Au premier chef, Statistique Canada a recensé certaines statistiques révélatrices sur les étudiants détenteurs d’un doctorat en sciences humaines, deux ans après leur diplomation. Les diplômés de 2005 étaient, en 2007, travailleurs salariés dans une proportion de 72 %, travailleurs autonomes (6 %), sans emploi (15 %), inactifs (5 %) et aux études (2 %). Le taux d’emploi à temps partiel se situait à 18 %, le taux le plus élevé parmi tous les domaines d’études. Cette enquête nous apprend par ailleurs que les diplômés universitaires en sciences humaines exerçaient une profession dans le domaine de l’enseignement dans une proportion de 77 % et dans les services professionnelles et scientifiques, dans une proportion de 4 %, entre autres domaines. Au moment de mettre sous presse, aucune statistique n’était toutefois disponible sur le taux d’emploi des détenteurs d’une maîtrise et d’un doctorat en histoire à l’échelle canadienne.

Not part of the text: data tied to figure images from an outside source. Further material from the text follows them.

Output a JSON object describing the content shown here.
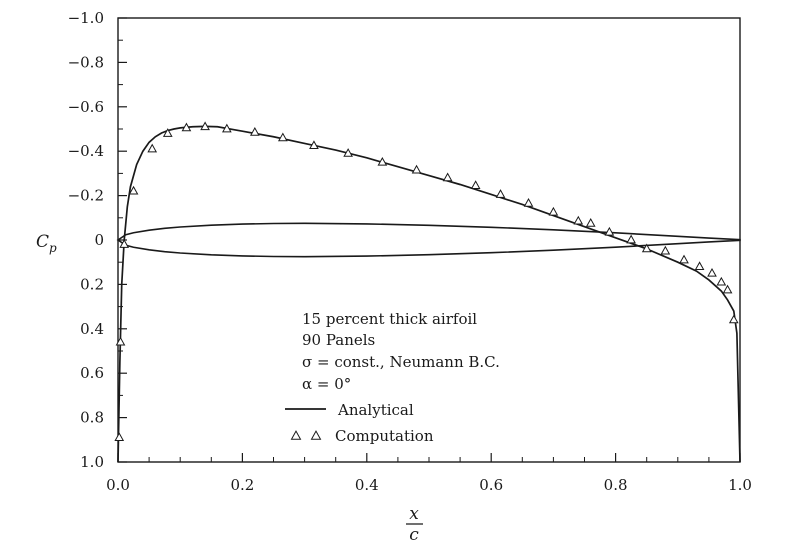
{
  "chart_data": {
    "type": "line",
    "title": "",
    "xlabel": "x/c",
    "xlabel_num": "x",
    "xlabel_den": "c",
    "ylabel": "C_p",
    "ylabel_main": "C",
    "ylabel_sub": "p",
    "xlim": [
      0,
      1
    ],
    "ylim": [
      1.0,
      -1.0
    ],
    "y_inverted": true,
    "grid": false,
    "x_ticks": [
      0.0,
      0.2,
      0.4,
      0.6,
      0.8,
      1.0
    ],
    "x_tick_labels": [
      "0.0",
      "0.2",
      "0.4",
      "0.6",
      "0.8",
      "1.0"
    ],
    "y_ticks": [
      -1.0,
      -0.8,
      -0.6,
      -0.4,
      -0.2,
      0,
      0.2,
      0.4,
      0.6,
      0.8,
      1.0
    ],
    "y_tick_labels": [
      "−1.0",
      "−0.8",
      "−0.6",
      "−0.4",
      "−0.2",
      "0",
      "0.2",
      "0.4",
      "0.6",
      "0.8",
      "1.0"
    ],
    "annotations": [
      "15 percent thick airfoil",
      "90 Panels",
      "σ = const., Neumann B.C.",
      "α = 0°"
    ],
    "legend_position": "bottom-center",
    "series": [
      {
        "name": "Analytical",
        "style": "solid",
        "x": [
          0.0,
          0.003,
          0.006,
          0.01,
          0.015,
          0.02,
          0.03,
          0.04,
          0.05,
          0.06,
          0.07,
          0.08,
          0.09,
          0.1,
          0.12,
          0.14,
          0.16,
          0.2,
          0.25,
          0.3,
          0.35,
          0.4,
          0.45,
          0.5,
          0.55,
          0.6,
          0.65,
          0.7,
          0.75,
          0.8,
          0.85,
          0.9,
          0.93,
          0.95,
          0.97,
          0.98,
          0.99,
          0.995,
          1.0
        ],
        "y": [
          1.0,
          0.55,
          0.2,
          0.0,
          -0.15,
          -0.24,
          -0.34,
          -0.4,
          -0.44,
          -0.465,
          -0.482,
          -0.493,
          -0.5,
          -0.505,
          -0.51,
          -0.512,
          -0.51,
          -0.49,
          -0.465,
          -0.435,
          -0.405,
          -0.37,
          -0.33,
          -0.29,
          -0.25,
          -0.205,
          -0.16,
          -0.11,
          -0.06,
          -0.01,
          0.04,
          0.1,
          0.14,
          0.18,
          0.23,
          0.27,
          0.32,
          0.42,
          1.0
        ]
      },
      {
        "name": "Computation",
        "style": "triangle",
        "x": [
          0.002,
          0.004,
          0.01,
          0.025,
          0.055,
          0.08,
          0.11,
          0.14,
          0.175,
          0.22,
          0.265,
          0.315,
          0.37,
          0.425,
          0.48,
          0.53,
          0.575,
          0.615,
          0.66,
          0.7,
          0.74,
          0.76,
          0.79,
          0.825,
          0.85,
          0.88,
          0.91,
          0.935,
          0.955,
          0.97,
          0.98,
          0.99
        ],
        "y": [
          0.89,
          0.46,
          0.02,
          -0.22,
          -0.41,
          -0.48,
          -0.505,
          -0.51,
          -0.5,
          -0.485,
          -0.46,
          -0.425,
          -0.39,
          -0.35,
          -0.315,
          -0.28,
          -0.245,
          -0.205,
          -0.165,
          -0.125,
          -0.085,
          -0.075,
          -0.035,
          0.0,
          0.04,
          0.05,
          0.09,
          0.12,
          0.15,
          0.19,
          0.225,
          0.36
        ]
      }
    ],
    "airfoil_outline": {
      "x": [
        0.0,
        0.0125,
        0.025,
        0.05,
        0.075,
        0.1,
        0.15,
        0.2,
        0.25,
        0.3,
        0.4,
        0.5,
        0.6,
        0.7,
        0.8,
        0.9,
        0.95,
        1.0
      ],
      "half_thickness": [
        0.0,
        0.0237,
        0.0327,
        0.0443,
        0.0525,
        0.0585,
        0.0668,
        0.0717,
        0.0743,
        0.075,
        0.0725,
        0.0662,
        0.0573,
        0.0458,
        0.0322,
        0.0168,
        0.0086,
        0.0016
      ]
    }
  }
}
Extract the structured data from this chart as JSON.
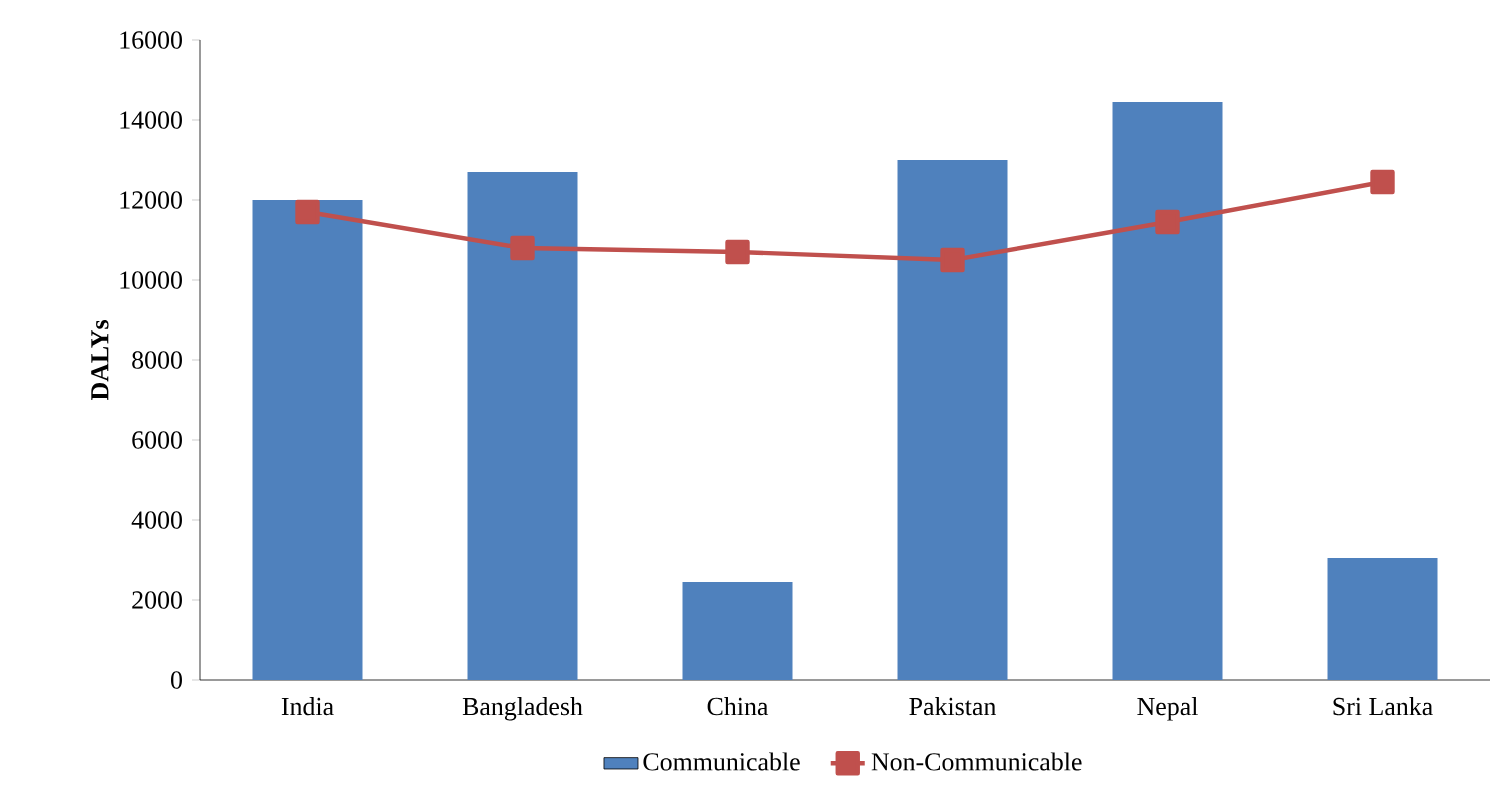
{
  "chart_data": {
    "type": "bar",
    "ylabel": "DALYs",
    "categories": [
      "India",
      "Bangladesh",
      "China",
      "Pakistan",
      "Nepal",
      "Sri Lanka"
    ],
    "series": [
      {
        "name": "Communicable",
        "color": "#4f81bd",
        "values": [
          12000,
          12700,
          2450,
          13000,
          14450,
          3050
        ]
      },
      {
        "name": "Non-Communicable",
        "type": "line",
        "color": "#c0504d",
        "marker": "square",
        "values": [
          11700,
          10800,
          10700,
          10500,
          11450,
          12450
        ]
      }
    ],
    "ylim": [
      0,
      16000
    ],
    "yticks": [
      0,
      2000,
      4000,
      6000,
      8000,
      10000,
      12000,
      14000,
      16000
    ],
    "grid": false,
    "legend": "bottom"
  }
}
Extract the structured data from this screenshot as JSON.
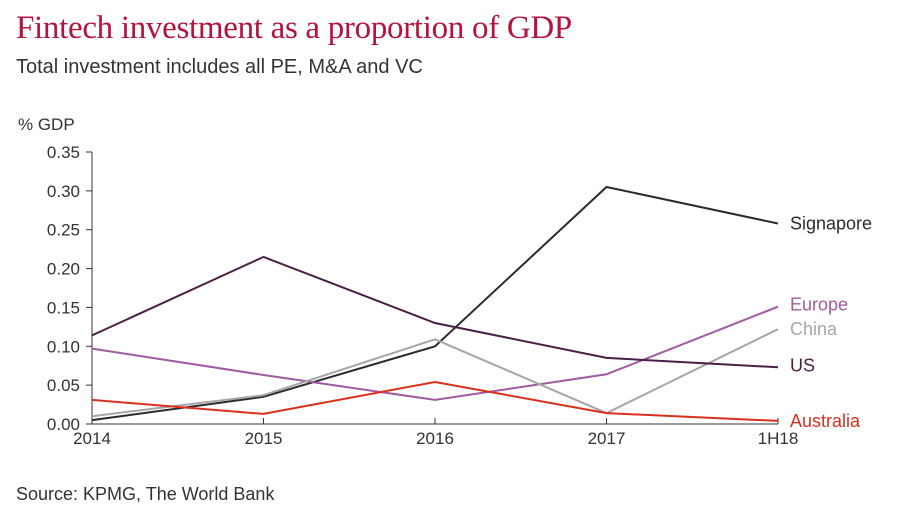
{
  "title": "Fintech investment as a proportion of GDP",
  "subtitle": "Total investment includes all PE, M&A and VC",
  "source": "Source: KPMG, The World Bank",
  "chart_data": {
    "type": "line",
    "ylabel": "% GDP",
    "xlabel": "",
    "x": [
      "2014",
      "2015",
      "2016",
      "2017",
      "1H18"
    ],
    "yticks": [
      "0.00",
      "0.05",
      "0.10",
      "0.15",
      "0.20",
      "0.25",
      "0.30",
      "0.35"
    ],
    "ylim": [
      0,
      0.35
    ],
    "grid": false,
    "legend": "direct labels at line ends",
    "series": [
      {
        "name": "Signapore",
        "color": "#2b2b2b",
        "values": [
          0.005,
          0.035,
          0.1,
          0.305,
          0.258
        ]
      },
      {
        "name": "Europe",
        "color": "#a05aa0",
        "values": [
          0.097,
          0.063,
          0.031,
          0.064,
          0.151
        ]
      },
      {
        "name": "China",
        "color": "#a6a6a6",
        "values": [
          0.01,
          0.037,
          0.109,
          0.014,
          0.122
        ]
      },
      {
        "name": "US",
        "color": "#4a1f45",
        "values": [
          0.114,
          0.215,
          0.13,
          0.085,
          0.073
        ]
      },
      {
        "name": "Australia",
        "color": "#d9301e",
        "values": [
          0.031,
          0.013,
          0.054,
          0.014,
          0.004
        ]
      }
    ]
  }
}
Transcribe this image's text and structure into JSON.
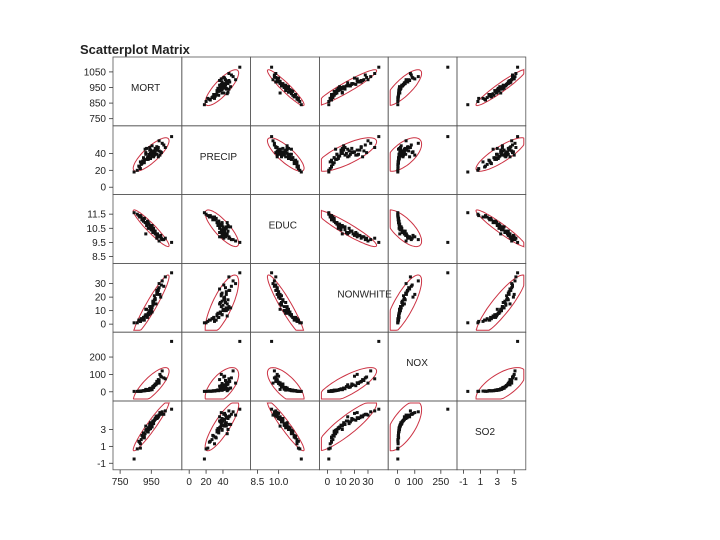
{
  "chart_data": {
    "type": "scatter",
    "subtype": "scatterplot-matrix",
    "title": "Scatterplot Matrix",
    "variables": [
      {
        "name": "MORT",
        "range": [
          730,
          1120
        ],
        "ticks": [
          750,
          850,
          950,
          1050
        ],
        "bottom_ticks": [
          "750",
          "950"
        ]
      },
      {
        "name": "PRECIP",
        "range": [
          -4,
          68
        ],
        "ticks": [
          0,
          20,
          40
        ],
        "bottom_ticks": [
          "0",
          "20",
          "40"
        ]
      },
      {
        "name": "EDUC",
        "range": [
          8.3,
          12.6
        ],
        "ticks": [
          8.5,
          9.5,
          10.5,
          11.5
        ],
        "bottom_ticks": [
          "8.5",
          "10.0"
        ]
      },
      {
        "name": "NONWHITE",
        "range": [
          -3,
          42
        ],
        "ticks": [
          0,
          10,
          20,
          30
        ],
        "bottom_ticks": [
          "0",
          "10",
          "20",
          "30"
        ]
      },
      {
        "name": "NOX",
        "range": [
          -30,
          320
        ],
        "ticks": [
          0,
          100,
          200
        ],
        "bottom_ticks": [
          "0",
          "100",
          "250"
        ]
      },
      {
        "name": "SO2",
        "range": [
          -1.3,
          5.9
        ],
        "ticks": [
          -1,
          1,
          3
        ],
        "bottom_ticks": [
          "-1",
          "1",
          "3",
          "5"
        ]
      }
    ],
    "points": [
      [
        980,
        45,
        10.1,
        15,
        40,
        4.5
      ],
      [
        1005,
        38,
        9.9,
        22,
        100,
        5.0
      ],
      [
        930,
        36,
        10.5,
        8,
        10,
        3.2
      ],
      [
        900,
        35,
        11.0,
        5,
        6,
        2.6
      ],
      [
        950,
        42,
        10.4,
        10,
        15,
        3.5
      ],
      [
        870,
        25,
        11.4,
        3,
        3,
        1.6
      ],
      [
        1030,
        50,
        9.7,
        28,
        80,
        4.8
      ],
      [
        960,
        40,
        10.2,
        14,
        30,
        4.0
      ],
      [
        920,
        33,
        10.9,
        6,
        8,
        2.9
      ],
      [
        945,
        44,
        10.6,
        12,
        20,
        3.8
      ],
      [
        985,
        48,
        9.8,
        25,
        60,
        4.6
      ],
      [
        880,
        30,
        11.3,
        2,
        4,
        1.3
      ],
      [
        1010,
        42,
        10.0,
        20,
        90,
        4.9
      ],
      [
        955,
        37,
        10.7,
        9,
        12,
        3.3
      ],
      [
        890,
        28,
        11.1,
        4,
        5,
        2.3
      ],
      [
        975,
        46,
        10.3,
        18,
        45,
        4.3
      ],
      [
        935,
        39,
        10.8,
        7,
        9,
        3.0
      ],
      [
        1000,
        55,
        9.6,
        30,
        50,
        4.7
      ],
      [
        905,
        32,
        11.2,
        3,
        7,
        2.0
      ],
      [
        965,
        43,
        10.5,
        16,
        25,
        3.7
      ],
      [
        915,
        41,
        10.1,
        11,
        14,
        3.4
      ],
      [
        995,
        36,
        9.9,
        26,
        70,
        4.5
      ],
      [
        940,
        47,
        10.6,
        13,
        18,
        3.6
      ],
      [
        860,
        20,
        11.5,
        1,
        2,
        0.7
      ],
      [
        970,
        38,
        10.2,
        21,
        35,
        4.1
      ],
      [
        925,
        35,
        11.0,
        5,
        10,
        2.8
      ],
      [
        1020,
        52,
        9.7,
        32,
        120,
        5.1
      ],
      [
        950,
        40,
        10.4,
        10,
        16,
        3.5
      ],
      [
        885,
        27,
        11.3,
        4,
        3,
        1.8
      ],
      [
        990,
        44,
        10.0,
        24,
        55,
        4.4
      ],
      [
        945,
        34,
        10.7,
        8,
        11,
        3.1
      ],
      [
        910,
        45,
        10.9,
        6,
        6,
        2.5
      ],
      [
        960,
        39,
        10.3,
        17,
        28,
        3.9
      ],
      [
        1040,
        47,
        9.8,
        35,
        75,
        5.2
      ],
      [
        935,
        37,
        10.8,
        9,
        13,
        3.2
      ],
      [
        975,
        41,
        10.1,
        19,
        40,
        4.2
      ],
      [
        895,
        31,
        11.1,
        3,
        5,
        2.1
      ],
      [
        955,
        49,
        10.6,
        12,
        22,
        3.6
      ],
      [
        1000,
        43,
        9.9,
        27,
        65,
        4.7
      ],
      [
        930,
        33,
        10.9,
        7,
        8,
        2.7
      ],
      [
        965,
        36,
        10.2,
        15,
        32,
        4.0
      ],
      [
        940,
        44,
        10.5,
        10,
        17,
        3.4
      ],
      [
        880,
        22,
        11.4,
        2,
        3,
        0.8
      ],
      [
        985,
        39,
        10.0,
        23,
        48,
        4.3
      ],
      [
        920,
        46,
        10.7,
        11,
        12,
        3.0
      ],
      [
        1015,
        41,
        9.8,
        29,
        85,
        4.8
      ],
      [
        950,
        38,
        10.4,
        13,
        19,
        3.6
      ],
      [
        905,
        29,
        11.2,
        5,
        6,
        2.2
      ],
      [
        970,
        42,
        10.3,
        18,
        36,
        4.1
      ],
      [
        935,
        35,
        10.8,
        8,
        10,
        3.1
      ],
      [
        995,
        47,
        9.9,
        25,
        58,
        4.5
      ],
      [
        945,
        40,
        10.6,
        11,
        15,
        3.5
      ],
      [
        875,
        24,
        11.3,
        3,
        4,
        1.5
      ],
      [
        960,
        37,
        10.2,
        16,
        27,
        3.9
      ],
      [
        990,
        44,
        10.1,
        22,
        52,
        4.4
      ],
      [
        915,
        39,
        10.9,
        7,
        9,
        2.9
      ],
      [
        840,
        18,
        11.6,
        1,
        2,
        -0.5
      ],
      [
        1080,
        60,
        9.5,
        38,
        290,
        5.4
      ]
    ],
    "ellipse_color": "#cc3344",
    "point_color": "#111111"
  }
}
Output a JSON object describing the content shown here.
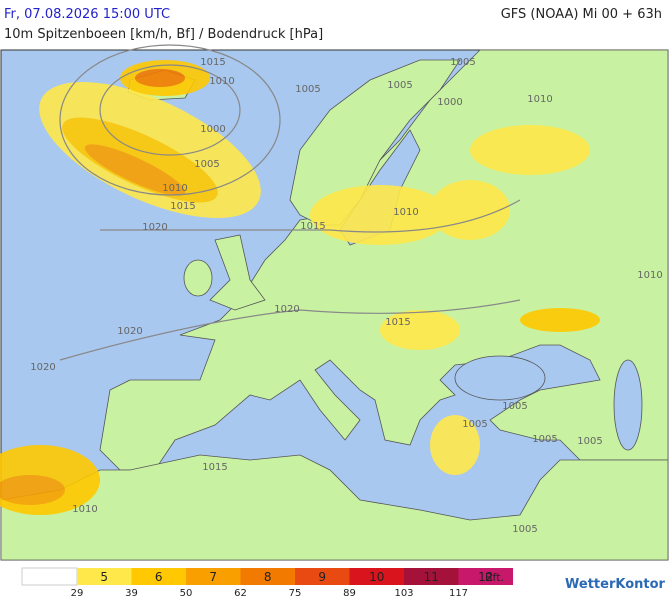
{
  "header": {
    "datetime": "Fr, 07.08.2026 15:00 UTC",
    "model": "GFS (NOAA) Mi 00 + 63h",
    "subtitle": "10m Spitzenboeen [km/h, Bf] / Bodendruck [hPa]"
  },
  "isobar_labels": [
    "1015",
    "1010",
    "1005",
    "1005",
    "1005",
    "1000",
    "1010",
    "1000",
    "1005",
    "1010",
    "1015",
    "1020",
    "1015",
    "1010",
    "1020",
    "1020",
    "1020",
    "1015",
    "1005",
    "1005",
    "1005",
    "1005",
    "1015",
    "1010",
    "1005",
    "1010"
  ],
  "legend": {
    "classes": [
      {
        "label": "5",
        "color": "#ffe84a"
      },
      {
        "label": "6",
        "color": "#ffc800"
      },
      {
        "label": "7",
        "color": "#f9a000"
      },
      {
        "label": "8",
        "color": "#f27a00"
      },
      {
        "label": "9",
        "color": "#e84a12"
      },
      {
        "label": "10",
        "color": "#d9141d"
      },
      {
        "label": "11",
        "color": "#a4123a"
      },
      {
        "label": "12",
        "color": "#c8186b"
      }
    ],
    "thresholds": [
      29,
      39,
      50,
      62,
      75,
      89,
      103,
      117
    ],
    "unit": "Bft."
  },
  "logo": "WetterKontor"
}
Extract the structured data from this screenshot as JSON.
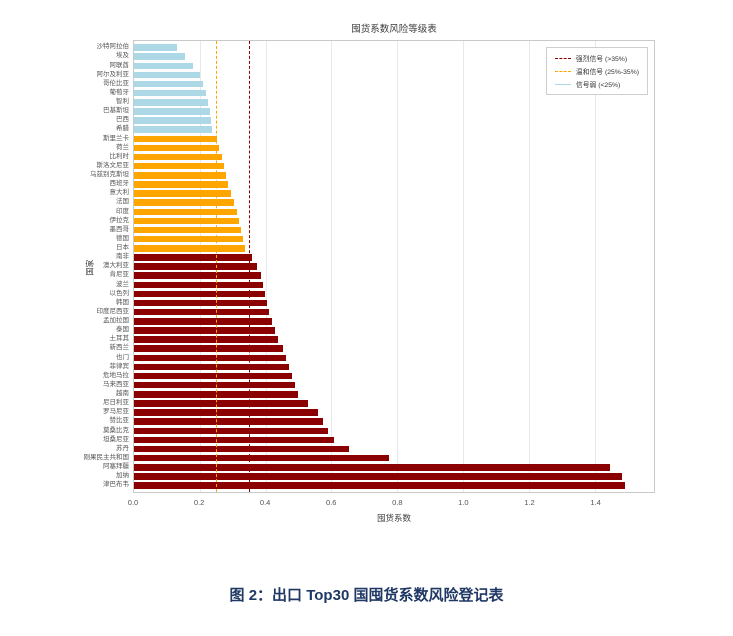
{
  "figure": {
    "title": "囤货系数风险等级表",
    "xlabel": "囤货系数",
    "ylabel": "国家",
    "caption": "图 2：出口 Top30 国囤货系数风险登记表",
    "legend": {
      "items": [
        {
          "label": "强烈信号 (>35%)",
          "color": "#8B0000",
          "line_style": "dashed"
        },
        {
          "label": "温和信号 (25%-35%)",
          "color": "#FFA500",
          "line_style": "dashed"
        },
        {
          "label": "信号弱 (<25%)",
          "color": "#ADD8E6",
          "line_style": "solid"
        }
      ]
    }
  },
  "chart_data": {
    "type": "bar",
    "orientation": "horizontal",
    "title": "囤货系数风险等级表",
    "xlabel": "囤货系数",
    "ylabel": "国家",
    "xlim": [
      0,
      1.58
    ],
    "x_ticks": [
      0.0,
      0.2,
      0.4,
      0.6,
      0.8,
      1.0,
      1.2,
      1.4
    ],
    "grid": "vertical",
    "legend_position": "top-right",
    "bands": {
      "weak_below": 0.25,
      "strong_above": 0.35,
      "colors": {
        "weak": "#ADD8E6",
        "moderate": "#FFA500",
        "strong": "#8B0000"
      }
    },
    "threshold_lines": [
      {
        "value": 0.25,
        "color": "#FFA500",
        "label": "温和信号 (25%-35%)"
      },
      {
        "value": 0.35,
        "color": "#8B0000",
        "label": "强烈信号 (>35%)"
      }
    ],
    "categories": [
      "沙特阿拉伯",
      "埃及",
      "阿联酋",
      "阿尔及利亚",
      "哥伦比亚",
      "葡萄牙",
      "智利",
      "巴基斯坦",
      "巴西",
      "希腊",
      "斯里兰卡",
      "荷兰",
      "比利时",
      "斯洛文尼亚",
      "乌兹别克斯坦",
      "西班牙",
      "意大利",
      "法国",
      "印度",
      "伊拉克",
      "墨西哥",
      "德国",
      "日本",
      "南非",
      "澳大利亚",
      "肯尼亚",
      "波兰",
      "以色列",
      "韩国",
      "印度尼西亚",
      "孟加拉国",
      "泰国",
      "土耳其",
      "新西兰",
      "也门",
      "菲律宾",
      "危地马拉",
      "马来西亚",
      "越南",
      "尼日利亚",
      "罗马尼亚",
      "赞比亚",
      "莫桑比克",
      "坦桑尼亚",
      "苏丹",
      "刚果民主共和国",
      "阿塞拜疆",
      "加纳",
      "津巴布韦"
    ],
    "values": [
      0.13,
      0.155,
      0.18,
      0.2,
      0.21,
      0.218,
      0.224,
      0.23,
      0.233,
      0.236,
      0.252,
      0.258,
      0.267,
      0.273,
      0.279,
      0.285,
      0.294,
      0.303,
      0.312,
      0.318,
      0.324,
      0.33,
      0.336,
      0.36,
      0.373,
      0.385,
      0.391,
      0.397,
      0.403,
      0.409,
      0.418,
      0.427,
      0.439,
      0.452,
      0.461,
      0.47,
      0.479,
      0.488,
      0.497,
      0.53,
      0.558,
      0.573,
      0.588,
      0.609,
      0.652,
      0.776,
      1.445,
      1.482,
      1.491
    ]
  }
}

Il faut donc s’en remettre aux enquêtes provinciales sur le sujet. Le Conseil des universités de l’Ontario compile des statistiques exclusivement sur les étudiants nouvellement diplômés du baccalauréat en histoire dans la grande catégorie des humanités (« Humanities »). Dans son enquête « BC University Survey of Graduates from Masters and Doctorate Programs », The University Presidents’ Council of British Columbia propose des données sur le degré de satisfaction de l’ensemble des détenteurs d’une maîtrise et d’un doctorat pour leur formation universitaire et sur la manière dont ils mettent en valeur leurs compétences sur le marché du travail. Les « Alberta Graduate Outcomes Surveys » font état du taux de placement des étudiants issus de programmes universitaires albertains et de leur taux de satisfaction vis-à-vis de leur formation. Ces données ne sont pas ventilées par programme d’études, ce qui les rendent inutilisables. Le nombre d’étudiants aux études supérieures en histoire dans les provinces de Saskatchewan, du Manitoba, du Nouveau-Brunswick, de la Nouvelle-Écosse, de l’Île-du-Prince-Édouard et de Terre-Neuve est, quant à lui, trop faible pour tirer des constats généraux et pour garantir la confidentialité des données.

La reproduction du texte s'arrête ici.